Speaking of dishware, a killer lunchbox can make or break your meal prep motivation. Find an adorable bento box to take the guesswork out of packing and portioning your food, or snag some glass tupperware to make it toxin-free and sustainable.
If I have to grab lunch out, I’m all about a custom Sweetgreen salad. I usually go for a kale and romaine base, either the blackened chicken or tofu, fresh herbs, roasted sweet potatoes, cabbage, and whatever else catches my eye in the seasonal section (RIP their cucumber tahini yogurt dressing). A loaded Mediterranean bowl from Cava, the vegan “chickpea nicoise” from Bonberi Mart, and the seitan chorizo burrito bowl from Honeybrains are always welcome options too.
If I know I’ll be out of the house all day, I try to pack nutrient-dense snacks so I’m covered if I get peckish between meals. Choose snacks that serve up at least two of the three food groups, meaning a carb and a source of protein and/or healthy fat to maximize satiety. After all, what’s the point of a snack if it’s 20 calories worth of celery sticks?
Instead, go for something like an apple (carb) along with a single serving nut butter packet (healthy fat/protein). Need more ideas? Try:
- 1 single serving Lavva yogurt (healthy fat) + 1 small banana (carb)
- 1 single serving hummus cup (healthy fat/protein) + baby carrots (carb)
- 2 Medjool dates (carb) + 1 small handful toasted almonds (healthy fat/protein)
Chances are you’ll need to feel energized for a full day. Consuming adequate fluids is critical for keeping our cells hydrated and our energy levels stable.

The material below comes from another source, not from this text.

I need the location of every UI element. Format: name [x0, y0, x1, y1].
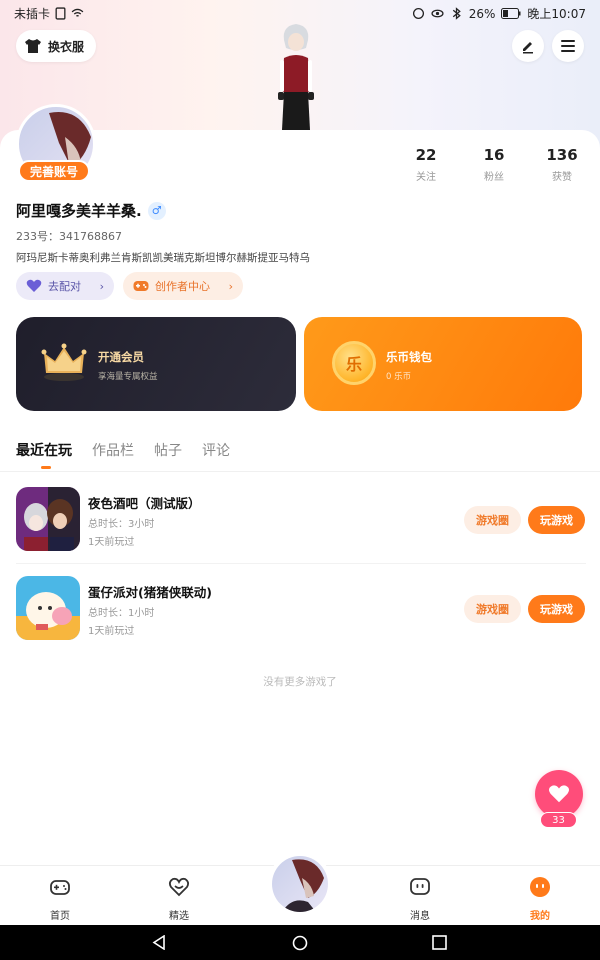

Aim to drink anywhere from 65 to 100 ounces of water on busy days; recommendations change depending on factors like your age, activity levels, the foods in your diet, and the temp outside.
While it may feel inconvenient to take regular bathroom breaks, the alternative (think: sluggishness due to dehydration) will hurt your productivity even more. Throw some fresh cucumbers or orange slices in your water bottle to make your H2O more interesting, then sip away to feel fueled all day.